To find the angle between the direction of travel and the Earth's magnetic field, we need to determine the value of q which represents the charge of the beta particle (fast-moving electron).
The formula f = qvBsin(theta) relates the force experienced by the particle (f), the charge of the particle (q), its velocity (v), the magnetic field strength (B), and the angle between the direction of travel and the magnetic field (theta).
Given that f = 4.34x10^-18 N, B = 3.0x10^-5 T, and v = 1.5x10^6 m/s, we can rearrange the formula as:
sin(theta) = f / (qvB)
We can now solve for q:
q = f / (vBsin(theta))
Since we're looking for the angle and not the charge, we need to re-arrange the formula to solve for sin(theta):
sin(theta) = f / (qvB)
Now, plug in the given values:
sin(theta) = (4.34x10^-18 N) / [(1.5x10^6 m/s)(3.0x10^-5 T)]
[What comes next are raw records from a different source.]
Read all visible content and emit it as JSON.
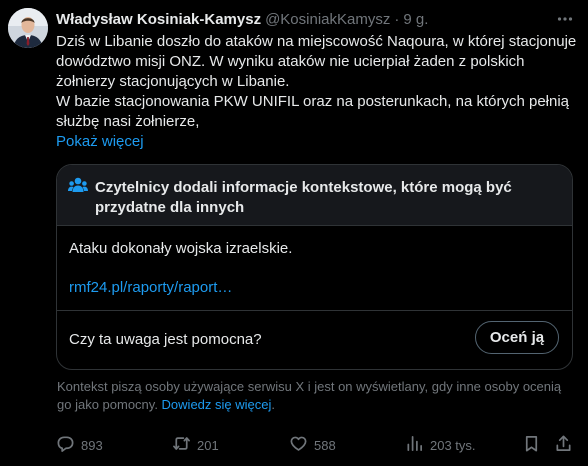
{
  "tweet": {
    "author_name": "Władysław Kosiniak-Kamysz",
    "handle": "@KosiniakKamysz",
    "separator": "·",
    "time": "9 g.",
    "text_paragraphs": [
      "Dziś w Libanie  doszło do ataków na miejscowość Naqoura, w której stacjonuje dowództwo misji ONZ. W wyniku ataków nie ucierpiał żaden z polskich żołnierzy stacjonujących w Libanie.",
      "W bazie stacjonowania PKW UNIFIL oraz na posterunkach, na których pełnią służbę nasi żołnierze,"
    ],
    "show_more": "Pokaż więcej"
  },
  "community_note": {
    "title": "Czytelnicy dodali informacje kontekstowe, które mogą być przydatne dla innych",
    "body": "Ataku dokonały wojska izraelskie.",
    "link": "rmf24.pl/raporty/raport…",
    "question": "Czy ta uwaga jest pomocna?",
    "rate_button": "Oceń ją"
  },
  "disclaimer": {
    "text": "Kontekst piszą osoby używające serwisu X i jest on wyświetlany, gdy inne osoby ocenią go jako pomocny. ",
    "link": "Dowiedz się więcej",
    "end": "."
  },
  "actions": {
    "replies": "893",
    "reposts": "201",
    "likes": "588",
    "views": "203 tys."
  },
  "colors": {
    "background": "#000000",
    "text_primary": "#e7e9ea",
    "text_secondary": "#71767b",
    "accent": "#1d9bf0",
    "border": "#2f3336",
    "note_header_bg": "#16181c"
  },
  "icons": [
    "avatar",
    "more-icon",
    "community-notes-icon",
    "reply-icon",
    "repost-icon",
    "like-icon",
    "views-icon",
    "bookmark-icon",
    "share-icon"
  ]
}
Calculate the value of sin(theta) using a calculator. Once you have the value of sin(theta), you can use the inverse sine function (sin^(-1)) to find the angle theta.
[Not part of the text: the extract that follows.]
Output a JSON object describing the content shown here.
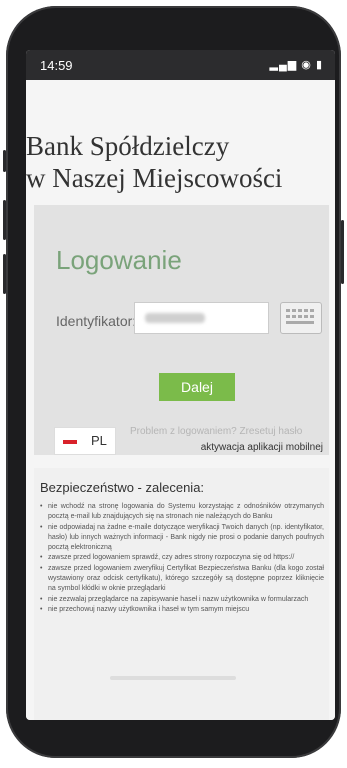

As for the direction of the force acting on the particle, it can be determined by the right-hand rule. If the direction of the magnetic field is known, we can use the right-hand rule to determine the direction of the force acting on a positive charge moving in that magnetic field. The direction of the force will be perpendicular to both the velocity of the particle and the magnetic field, according to the cross-product rule.